Design System
Reference design guidance for GO(A)HT apps with strong architectural opinions.
GO(A)HT has strong architectural opinions about how UI should be built. It does not require one brand palette, one sports-inspired mood board, or one BagTrax-specific visual language.
The design system guidance is reference guidance, not a mandatory aesthetic.
What Is Opinionated
The stack is opinionated about structure:
- pages and fragments are server-rendered
- HTML fragments are the primary UI API
- Tailwind is the default utility layer
- Alpine is the exception layer for local state
- component choices should support progressive enhancement and stable swaps
Those are architectural opinions. They tell you how UI is delivered and maintained.
What Is Not Prescribed
The stack does not require:
- dark mode by default
- a sports UI
- orange accents
- glassmorphism
- DaisyUI as your only component vocabulary
You can build a quiet productivity app, an editorial site, an internal admin tool, or a realtime scoreboard with the same GO(A)HT architecture.
Design Tokens As Reference
Design tokens are useful because they make server-rendered pages and fragments consistent. They are not useful because they force every app into one visual identity.
Good token categories:
- color roles such as background, foreground, accent, border, success, danger
- typography roles such as display, body, label, code
- spacing and radius scales
- motion durations and easing
Example:
:root {
--color-bg: oklch(98% 0.01 95);
--color-surface: oklch(100% 0 0);
--color-fg: oklch(20% 0.02 250);
--color-accent: oklch(62% 0.18 220);
--color-border: oklch(88% 0.01 250);
--font-display: "Satoshi", sans-serif;
--font-body: "Satoshi", sans-serif;
--font-code: "JetBrains Mono", monospace;
--radius-sm: 0.375rem;
--radius-md: 0.75rem;
--duration-fast: 120ms;
--duration-base: 200ms;
}
Those tokens describe a system, not a brand direction.
Fragments Need Stable Styling Contracts
Because GO(A)HT apps swap HTML fragments frequently, styling should be resilient to partial refreshes.
Prefer:
- reusable utility compositions
- small component classes for repeated fragments
- data or semantic attributes that survive re-rendering
Avoid:
- DOM structures that only work if a client framework owns the whole page
- styling that depends on fragile parent-child position
- visual logic hidden in JavaScript state when the server owns the markup
If a fragment can be rendered on first load and refreshed later without changing its styling contract, the design system is doing its job.
Accessibility And Interaction States
A GO(A)HT design system should define states that work whether the user arrives through a full page load, an HTMX swap, or a boosted navigation event.
Document patterns for:
- focus visibility
- disabled controls
- loading states
- validation feedback
- empty states
- success and error banners
These matter more than any one palette.
Component Guidance
Use component guidance as reusable patterns, not mandatory skins.
For example:
- buttons should have clear primary, secondary, and destructive roles
- cards or panels should define padding, border, and heading treatment
- tables and list rows should specify hover, density, and selection behavior
- badges should communicate status clearly without depending only on color
The implementation can be utilities, component classes, or a light internal library.
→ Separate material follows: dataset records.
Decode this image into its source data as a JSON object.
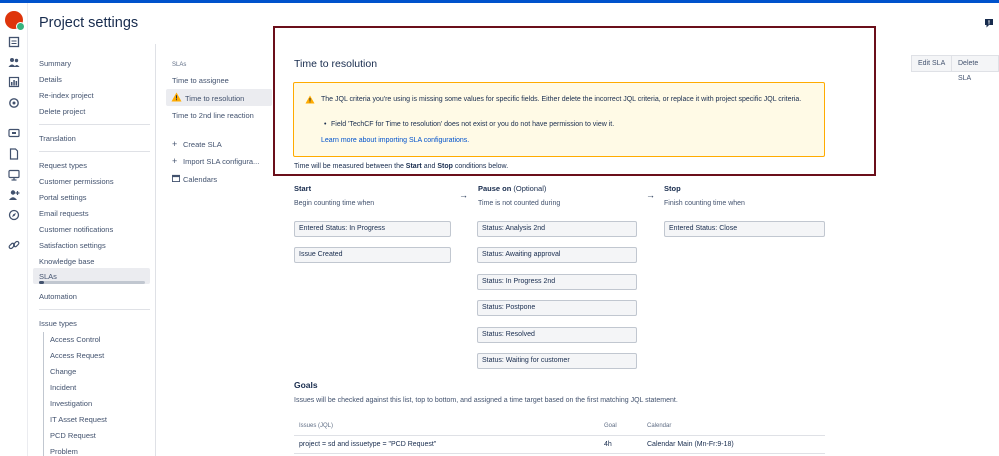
{
  "header": {
    "title": "Project settings"
  },
  "sidebar": {
    "items": [
      {
        "label": "Summary"
      },
      {
        "label": "Details"
      },
      {
        "label": "Re-index project"
      },
      {
        "label": "Delete project"
      },
      {
        "label": "Translation"
      },
      {
        "label": "Request types"
      },
      {
        "label": "Customer permissions"
      },
      {
        "label": "Portal settings"
      },
      {
        "label": "Email requests"
      },
      {
        "label": "Customer notifications"
      },
      {
        "label": "Satisfaction settings"
      },
      {
        "label": "Knowledge base"
      },
      {
        "label": "SLAs"
      },
      {
        "label": "Automation"
      },
      {
        "label": "Issue types"
      }
    ],
    "issue_types": [
      {
        "label": "Access Control"
      },
      {
        "label": "Access Request"
      },
      {
        "label": "Change"
      },
      {
        "label": "Incident"
      },
      {
        "label": "Investigation"
      },
      {
        "label": "IT Asset Request"
      },
      {
        "label": "PCD Request"
      },
      {
        "label": "Problem"
      }
    ]
  },
  "sla_list": {
    "heading": "SLAs",
    "items": [
      {
        "label": "Time to assignee"
      },
      {
        "label": "Time to resolution"
      },
      {
        "label": "Time to 2nd line reaction"
      }
    ],
    "actions": [
      {
        "icon": "+",
        "label": "Create SLA"
      },
      {
        "icon": "+",
        "label": "Import SLA configura..."
      },
      {
        "icon": "calendar-icon",
        "label": "Calendars"
      }
    ]
  },
  "main": {
    "title": "Time to resolution",
    "edit_label": "Edit SLA",
    "delete_label": "Delete SLA",
    "warning": {
      "message": "The JQL criteria you're using is missing some values for specific fields. Either delete the incorrect JQL criteria, or replace it with project specific JQL criteria.",
      "bullet": "Field 'TechCF for Time to resolution' does not exist or you do not have permission to view it.",
      "link": "Learn more about importing SLA configurations."
    },
    "measure": {
      "prefix": "Time will be measured between the ",
      "start": "Start",
      "and": " and ",
      "stop": "Stop",
      "suffix": " conditions below."
    },
    "start": {
      "title": "Start",
      "desc": "Begin counting time when",
      "conditions": [
        "Entered Status: In Progress",
        "Issue Created"
      ]
    },
    "pause": {
      "title": "Pause on",
      "optional": " (Optional)",
      "desc": "Time is not counted during",
      "conditions": [
        "Status: Analysis 2nd",
        "Status: Awaiting approval",
        "Status: In Progress 2nd",
        "Status: Postpone",
        "Status: Resolved",
        "Status: Waiting for customer"
      ]
    },
    "stop": {
      "title": "Stop",
      "desc": "Finish counting time when",
      "conditions": [
        "Entered Status: Close"
      ]
    },
    "arrow": "→",
    "goals": {
      "title": "Goals",
      "desc": "Issues will be checked against this list, top to bottom, and assigned a time target based on the first matching JQL statement.",
      "headers": {
        "jql": "Issues (JQL)",
        "goal": "Goal",
        "calendar": "Calendar"
      },
      "rows": [
        {
          "jql": "project = sd and issuetype = \"PCD Request\"",
          "goal": "4h",
          "calendar": "Calendar Main (Mn-Fr:9-18)"
        }
      ]
    }
  },
  "colors": {
    "accent": "#0052cc",
    "warning_border": "#ffab00",
    "warning_bg": "#fffae6",
    "highlight_frame": "#6b0f1a",
    "logo": "#de350b"
  }
}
The important part is that fragments and pages share the same rules.
Motion Guidance
Keep motion intentional and small:
- use short transitions for hover, focus, and state change
- use entrance motion sparingly for newly swapped content
- respect
prefers-reduced-motion
GO(A)HT does not need SPA-style animation choreography. Most motion should support clarity, not spectacle.
DaisyUI, Tailwind, And Variants
Tailwind is the default styling tool in the docs. DaisyUI can be useful, but it is optional. If you use it, treat its component classes as a starting point and adapt them to your product rather than assuming the defaults are the GO(A)HT brand.
A Practical Standard
When evaluating a design system for a GO(A)HT app, ask:
- does it support server-rendered pages and HTML fragments cleanly?
- are selectors and component boundaries stable under HTMX swaps?
- does it define reusable roles and states instead of one-off styling?
- does it leave room for product-specific visual direction?
If the answer is yes, it fits the stack whether it looks like BagTrax or not.
Gotchas
- Do not confuse architectural consistency with visual sameness.
- Do not document one app’s brand tokens as if they were required for every app on the stack.
- Fragment-friendly components matter more than decorative flourish.
- If a design rule only works for one product aesthetic, document it as an example, not as the framework default.